Tuesday 13 August 2013

Wednesday wildflower: Cape weed

Here's something to watch for if you like foraging for wild food: be very careful about misidentifications.  I remember visiting someone in Christchurch once who was carefully transplanting wild hemlock (this one) seedlings into her herb garden, thinking they were angelica.  Well, I shouldn't be smug about that, because yesterday I made a mistake that could have had nasty consequences if I'd been foraging and if the mistake had been in the reverse direction, but I like to think I wouldn't have made it if I'd had a fresh plant or a dried specimen, rather than a photo, to identify.

It was on the Naturewatch website, and someone had posted a photo with a request for identification.  I thought it looked like puha (Sonchus oleraceus), but then I changed my mind and identified it as Cape weed, Arctotheca calendula.  The great thing about Naturewatch is that the identifications are crowd-sourced, and others quickly challenged my identification and convinced me, with evidence, that I was wrong.  The plant was indeed puha (Sonchus oleraceus).  (It's a bit embarrassing, because I wrote the Flora of New Zealand treatment for both these plants.)

So yesterday, I went looking for some fresh material.  Here are the upper surfaces of the leaves:
Cape weed (left) and puha, upper surfaces (scale=1cm)
And here are the lower surfaces.
Cape weed (left) and puha, lower surfaces (scale=1cm)
The Cape weed has more leaflets, a rounded, rather than triangular terminal leaflet, bristly hairs on the upper surface and a dense silvery mat of hairs below (puha leaves are hairless except for bristles at the tips of the teeth on the upper leaves).  Cape weed's leaf stalk is also bristly compared to the smooth puha.

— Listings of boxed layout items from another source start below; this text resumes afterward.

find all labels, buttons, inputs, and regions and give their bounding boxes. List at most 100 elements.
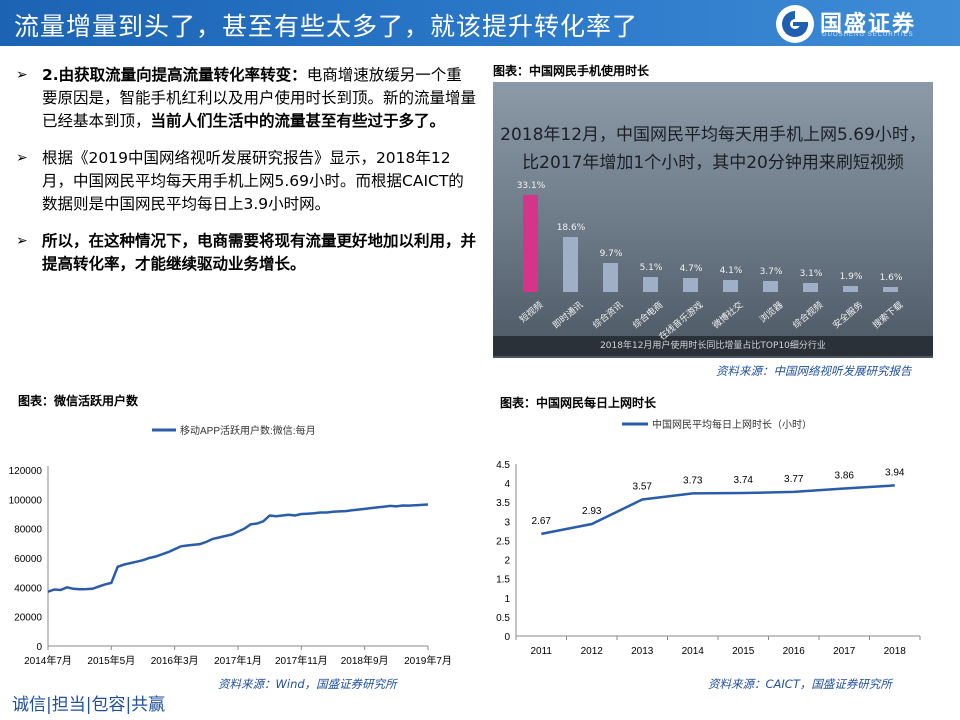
bar xyxy=(843,286,858,292)
series-line xyxy=(541,484,895,536)
bar-category-label: 短视频 xyxy=(518,300,546,326)
arrow-bullet-icon: ➢ xyxy=(16,67,28,83)
bullet-item: ➢ 根据《2019中国网络视听发展研究报告》显示，2018年12月，中国网民平均… xyxy=(16,147,476,216)
bullet-lead: 所以，在这种情况下，电商需要将现有流量更好地加以利用，并提高转化率，才能继续驱动… xyxy=(42,232,477,273)
bar-category-label: 综合视频 xyxy=(791,300,826,332)
wechat-figure-caption: 图表：微信活跃用户数 xyxy=(18,394,139,408)
y-tick-label: 2 xyxy=(504,556,510,567)
bar xyxy=(643,277,658,292)
data-label: 3.73 xyxy=(683,475,703,486)
bar-value-label: 9.7% xyxy=(599,249,623,260)
bar xyxy=(723,279,738,292)
data-label: 3.57 xyxy=(633,482,653,493)
data-label: 2.67 xyxy=(532,516,552,527)
online-hours-chart: 中国网民平均每日上网时长（小时） 0 0.5 1 1.5 2 2.5 3 3.5 4 4.5 2011… xyxy=(496,418,921,657)
y-tick-label: 120000 xyxy=(9,466,43,477)
bar-category-label: 即时通讯 xyxy=(551,300,586,332)
bar-value-label: 1.6% xyxy=(879,273,903,284)
x-tick-label: 2015年5月 xyxy=(87,654,135,667)
y-tick-label: 1.5 xyxy=(496,575,510,586)
arrow-bullet-icon: ➢ xyxy=(16,233,28,249)
phone-figure-caption: 图表：中国网民手机使用时长 xyxy=(493,64,650,78)
online-figure-caption: 图表：中国网民每日上网时长 xyxy=(500,396,657,410)
bar-category-label: 综合资讯 xyxy=(591,300,626,332)
phone-headline-2: 比2017年增加1个小时，其中20分钟用来刷短视频 xyxy=(522,153,904,173)
data-label: 3.77 xyxy=(784,474,804,485)
y-tick-label: 0 xyxy=(36,642,42,653)
x-tick-label: 2017年11月 xyxy=(275,654,328,667)
bar-category-label: 搜索下载 xyxy=(871,300,906,332)
phone-figure-source: 资料来源：中国网络视听发展研究报告 xyxy=(716,364,912,378)
brand-logo: 国盛证券 GUOSHENG SECURITIES xyxy=(776,5,954,43)
y-tick-label: 0.5 xyxy=(496,613,510,624)
header-bar: 流量增量到头了，甚至有些太多了，就该提升转化率了 国盛证券 GUOSHENG S… xyxy=(0,0,960,46)
bar-category-label: 微博社交 xyxy=(711,300,746,332)
y-tick-label: 20000 xyxy=(14,613,42,624)
legend-label: 中国网民平均每日上网时长（小时） xyxy=(652,418,812,431)
bullet-list: ➢ 2.由获取流量向提高流量转化率转变：电商增速放缓另一个重要原因是，智能手机红… xyxy=(16,64,476,290)
bar xyxy=(883,287,898,292)
bar xyxy=(803,282,818,292)
data-label: 2.93 xyxy=(582,506,602,517)
data-label: 3.86 xyxy=(835,470,855,481)
arrow-bullet-icon: ➢ xyxy=(16,150,28,166)
series-line xyxy=(47,503,429,593)
y-tick-label: 80000 xyxy=(14,525,42,536)
x-tick-label: 2019年7月 xyxy=(404,654,452,667)
y-tick-label: 4 xyxy=(504,479,510,490)
data-label: 3.74 xyxy=(734,475,754,486)
x-tick-label: 2018 xyxy=(884,646,907,657)
y-tick-label: 1 xyxy=(504,594,510,605)
phone-figure-footer: 2018年12月用户使用时长同比增量占比TOP10细分行业 xyxy=(493,336,933,356)
online-figure-source: 资料来源：CAICT，国盛证券研究所 xyxy=(708,677,892,691)
x-tick-label: 2015 xyxy=(732,646,755,657)
x-tick-label: 2014 xyxy=(682,646,705,657)
bar-category-label: 安全服务 xyxy=(831,300,866,332)
bar xyxy=(683,278,698,292)
bar xyxy=(603,263,618,292)
bar-value-label: 4.1% xyxy=(719,265,743,276)
bullet-text: 根据《2019中国网络视听发展研究报告》显示，2018年12月，中国网民平均每天… xyxy=(42,149,464,213)
y-tick-label: 3 xyxy=(504,517,510,528)
legend-label: 移动APP活跃用户数:微信:每月 xyxy=(180,424,316,437)
y-tick-label: 0 xyxy=(504,632,510,643)
y-tick-label: 2.5 xyxy=(496,536,510,547)
bar-value-label: 18.6% xyxy=(556,223,586,234)
footer-slogan: 诚信|担当|包容|共赢 xyxy=(12,695,166,715)
bar xyxy=(763,281,778,292)
phone-usage-image: 2018年12月，中国网民平均每天用手机上网5.69小时， 比2017年增加1个… xyxy=(493,82,933,358)
bar-value-label: 33.1% xyxy=(516,180,546,191)
x-tick-label: 2016 xyxy=(783,646,806,657)
bullet-tail: 当前人们生活中的流量甚至有些过于多了。 xyxy=(150,112,446,130)
x-tick-label: 2011 xyxy=(530,646,552,657)
guosheng-logo-icon xyxy=(776,5,814,43)
bar-category-label: 浏览器 xyxy=(758,300,786,326)
y-tick-label: 4.5 xyxy=(496,460,510,471)
brand-name: 国盛证券 xyxy=(820,12,917,37)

Of course, it'd be hard to confuse them in flower, but early growth is often the time when foragers collect, because some plants get bitter when they run to flower.
Cape weed (left) and puha in flower.
Cape weed is poisonous, but not very, whereas puha is edible.  Check out Johanna Knox's foraging website for information, and always be sure you identify your target.

The moral of the story is that identifying plants from photos can be difficult.  Often the diagnostic characteristics can't be seen and sometimes the colours recorded in a photo don't look the same as in life.  Plant taxonomists (specialists in the classification, naming, identification, and evolution of plants) often refuse to identify photos, but I believe that so long as people understand the pitfalls it's worth having a try.  I really like the Naturewatch site, because it's self-correcting, democratic (everyone can have a go), and we all learn something from participating.